Use sticky load balancing for GSLB type load balancers
For load balancing across datacenters, it is recommended to use session stickiness. This is because the databases - Oracle or Cassandra have only eventual consistency technologies in replicating across datacenters. Hence a non-sticky cross data center load balancer will make your clients never use your web site ever again.

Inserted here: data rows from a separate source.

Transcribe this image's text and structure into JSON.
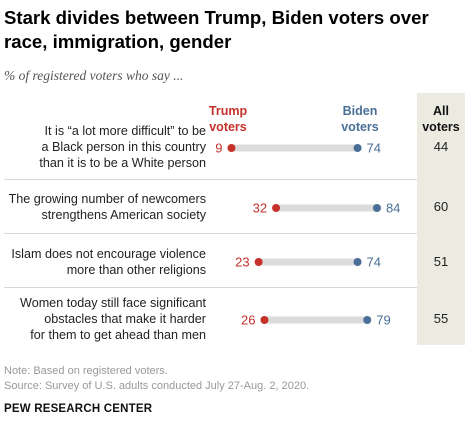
{
  "title": "Stark divides between Trump, Biden voters over race, immigration, gender",
  "subtitle": "% of registered voters who say ...",
  "headers": {
    "trump": "Trump voters",
    "biden": "Biden voters",
    "all": "All voters"
  },
  "colors": {
    "trump": "#c4322b",
    "biden": "#4a6f96",
    "bar": "#dcdcdc",
    "all_bg": "#ecebe1"
  },
  "chart_data": {
    "type": "dot",
    "series": [
      {
        "name": "Trump voters",
        "values": [
          9,
          32,
          23,
          26
        ]
      },
      {
        "name": "Biden voters",
        "values": [
          74,
          84,
          74,
          79
        ]
      }
    ],
    "all_voters": [
      44,
      60,
      51,
      55
    ],
    "categories": [
      "It is “a lot more difficult” to be a Black person in this country than it is to be a White person",
      "The growing number of newcomers strengthens American society",
      "Islam does not encourage violence more than other religions",
      "Women today still face significant obstacles that make it harder for them to get ahead than men"
    ]
  },
  "rows": [
    {
      "line1": "It is “a lot more difficult” to be",
      "line2": "a Black person in this country",
      "line3": "than it is to be a White person",
      "all": "44"
    },
    {
      "line1": "The growing number of newcomers",
      "line2": "strengthens American society",
      "line3": "",
      "all": "60"
    },
    {
      "line1": "Islam does not encourage violence",
      "line2": "more than other religions",
      "line3": "",
      "all": "51"
    },
    {
      "line1": "Women today still face significant",
      "line2": "obstacles that make it harder",
      "line3": "for them to get ahead than men",
      "all": "55"
    }
  ],
  "footer": {
    "note": "Note: Based on registered voters.",
    "source": "Source: Survey of U.S. adults conducted July 27-Aug. 2, 2020.",
    "brand": "PEW RESEARCH CENTER"
  }
}
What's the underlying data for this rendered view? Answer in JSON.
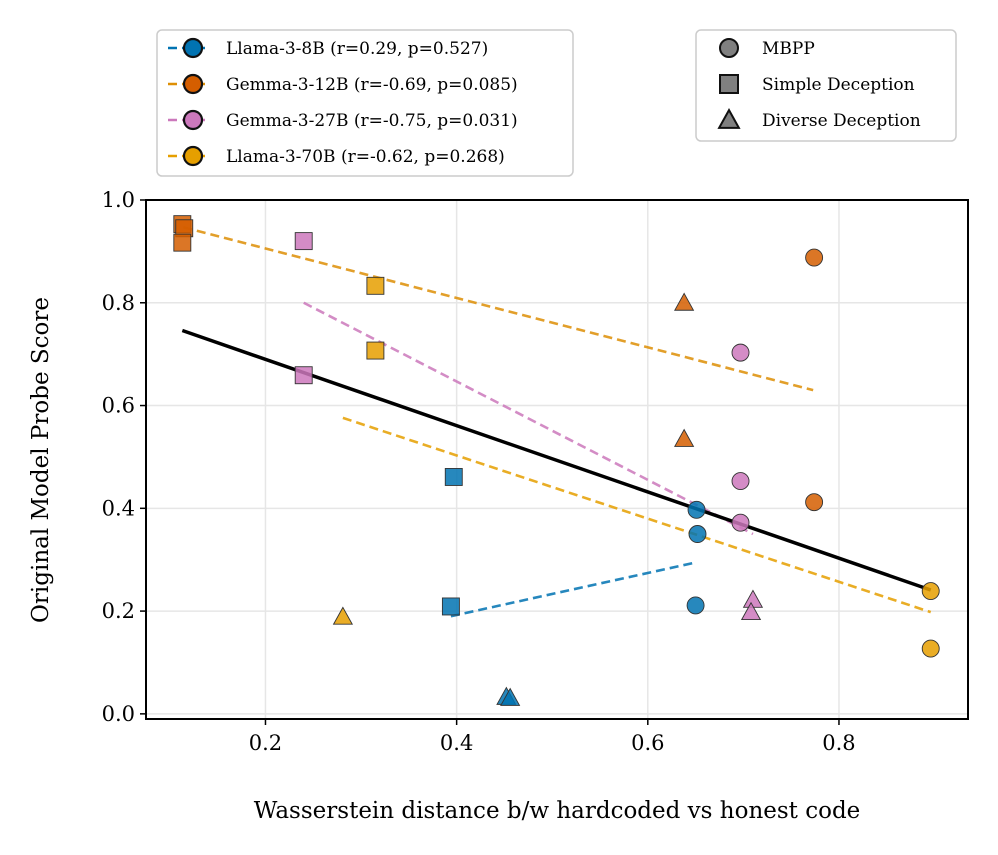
{
  "chart_data": {
    "type": "scatter",
    "xlabel": "Wasserstein distance b/w hardcoded vs honest code",
    "ylabel": "Original Model Probe Score",
    "xlim": [
      0.075,
      0.935
    ],
    "ylim": [
      -0.01,
      1.0
    ],
    "xticks": [
      0.2,
      0.4,
      0.6,
      0.8
    ],
    "yticks": [
      0.0,
      0.2,
      0.4,
      0.6,
      0.8,
      1.0
    ],
    "xtick_labels": [
      "0.2",
      "0.4",
      "0.6",
      "0.8"
    ],
    "ytick_labels": [
      "0.0",
      "0.2",
      "0.4",
      "0.6",
      "0.8",
      "1.0"
    ],
    "grid": true,
    "series": [
      {
        "name": "Llama-3-8B",
        "label": "Llama-3-8B (r=0.29, p=0.527)",
        "color": "#0173b2",
        "fit": [
          [
            0.394,
            0.19
          ],
          [
            0.651,
            0.295
          ]
        ],
        "points": [
          {
            "dataset": "MBPP",
            "x": 0.651,
            "y": 0.397
          },
          {
            "dataset": "MBPP",
            "x": 0.652,
            "y": 0.35
          },
          {
            "dataset": "MBPP",
            "x": 0.65,
            "y": 0.211
          },
          {
            "dataset": "Simple Deception",
            "x": 0.397,
            "y": 0.461
          },
          {
            "dataset": "Simple Deception",
            "x": 0.394,
            "y": 0.209
          },
          {
            "dataset": "Diverse Deception",
            "x": 0.452,
            "y": 0.033
          },
          {
            "dataset": "Diverse Deception",
            "x": 0.456,
            "y": 0.031
          }
        ]
      },
      {
        "name": "Gemma-3-12B",
        "label": "Gemma-3-12B (r=-0.69, p=0.085)",
        "color": "#de8f05",
        "marker_color": "#d55e00",
        "fit": [
          [
            0.114,
            0.947
          ],
          [
            0.773,
            0.63
          ]
        ],
        "points": [
          {
            "dataset": "MBPP",
            "x": 0.774,
            "y": 0.888
          },
          {
            "dataset": "MBPP",
            "x": 0.774,
            "y": 0.412
          },
          {
            "dataset": "Simple Deception",
            "x": 0.113,
            "y": 0.953
          },
          {
            "dataset": "Simple Deception",
            "x": 0.115,
            "y": 0.945
          },
          {
            "dataset": "Simple Deception",
            "x": 0.113,
            "y": 0.917
          },
          {
            "dataset": "Diverse Deception",
            "x": 0.638,
            "y": 0.8
          },
          {
            "dataset": "Diverse Deception",
            "x": 0.638,
            "y": 0.535
          }
        ]
      },
      {
        "name": "Gemma-3-27B",
        "label": "Gemma-3-27B (r=-0.75, p=0.031)",
        "color": "#cc78bc",
        "fit": [
          [
            0.24,
            0.8
          ],
          [
            0.71,
            0.35
          ]
        ],
        "points": [
          {
            "dataset": "MBPP",
            "x": 0.697,
            "y": 0.703
          },
          {
            "dataset": "MBPP",
            "x": 0.697,
            "y": 0.453
          },
          {
            "dataset": "MBPP",
            "x": 0.697,
            "y": 0.372
          },
          {
            "dataset": "Simple Deception",
            "x": 0.24,
            "y": 0.92
          },
          {
            "dataset": "Simple Deception",
            "x": 0.24,
            "y": 0.659
          },
          {
            "dataset": "Diverse Deception",
            "x": 0.71,
            "y": 0.222
          },
          {
            "dataset": "Diverse Deception",
            "x": 0.708,
            "y": 0.198
          }
        ]
      },
      {
        "name": "Llama-3-70B",
        "label": "Llama-3-70B (r=-0.62, p=0.268)",
        "color": "#e69f00",
        "marker_color": "#e69f00",
        "fit": [
          [
            0.281,
            0.576
          ],
          [
            0.896,
            0.198
          ]
        ],
        "points": [
          {
            "dataset": "MBPP",
            "x": 0.896,
            "y": 0.239
          },
          {
            "dataset": "MBPP",
            "x": 0.896,
            "y": 0.127
          },
          {
            "dataset": "Simple Deception",
            "x": 0.315,
            "y": 0.833
          },
          {
            "dataset": "Simple Deception",
            "x": 0.315,
            "y": 0.707
          },
          {
            "dataset": "Diverse Deception",
            "x": 0.281,
            "y": 0.189
          }
        ]
      }
    ],
    "overall_fit": {
      "color": "#000000",
      "line": [
        [
          0.113,
          0.746
        ],
        [
          0.896,
          0.241
        ]
      ]
    },
    "marker_legend": [
      {
        "name": "MBPP",
        "shape": "circle"
      },
      {
        "name": "Simple Deception",
        "shape": "square"
      },
      {
        "name": "Diverse Deception",
        "shape": "triangle"
      }
    ]
  }
}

Hence always use a GSLB. Your CDN mostly will have a locality based GSLB solution for datacenter load balancing.
Reduce CNAME lookups on the home page.
Try to reduce the number of CNAME lookups on the home page. Some websites (popular ones) have 10 or more CNAME lookups just for the home page alone. Even though your client's DNS lookup is probably being answered by their ISP's recursive caches, that is still not a the best that can be done.
www.amazon.com has zero CNAME lookups.
;; QUESTION SECTION:
;www.amazon.com. IN A
;; ANSWER SECTION:
www.amazon.com. 28 IN A 22.214.171.124
Embrace all things "reactor"
The reactor based pattern has proven itself time and again, a force to reckon for high traffic software systems. A flurry of frameworks have been created that implement the reactor pattern. The places where the reactor can be used are:
As a reverse proxy: nGinx
As a application server: node.js
For parallel processing: Scala's actor model
Unless your business logic is highly CPU bound, consider using the reactor pattern or the event loop based software.
If that is not possible, consider a reactive programming model using frameworks like RxJava.
Implement Call Cancel
Inspired from one of Siddharth Anand's conferences, in a call graph of service calls, first implement timeouts in decreasing number from the top to the bottom.
Next for every invocation of a call graph of services, create a UUID and set a flag for the UUID in a distributed cache:
If any service in the call graph times out, set the flag for the UUID to false.
Now implement a servlet filter for all services that checks this flag all the time and continues processing only if the flag is true.
If the flag is false, the service in question would just return with a empty response.
This allows unnecessary calls from lighting up the call graph during times of high traffic
Implement the GC scout protocol
Again, inspired by the same guy - Make all services also expose a TCP port through Netty that returns a empty string. Before calling a service, call this TCP port and have a timeout of 2 ms - 5 ms for the call. If the call times out, that means the java process in question is doing a "stop the world" garbage collection.
Have the client immediately switch over to another instance of the service and try the same procedure again. If the call succeeds, then call the actual service on the instance.
Note: Client side configuration of ip addresses (i.e. client side load balancing) is required to implement the GC scout protocol.
Make business logic and I/O access asynchronous as much as possible
Making business logic asynchronous allows your application to be shielded from excessive thread creation during heavy bursts of traffic. Push events out into a load balanced cluster of queues that are subscribed by processes which perform the business logic instead of trying to perform the same within the http request/response lifecycle thread.
Bias on eventual consistency databases
Especially when you are running cross datacenter applications. Unless your use case is transactional (i.e. order placement) etc. bias on using eventual consistency databases like Cassandra and use as little ACID semantics type databases as possible.
Do use a CDN to serve static content
What are the recommendations that you have? Please share your valuable insights.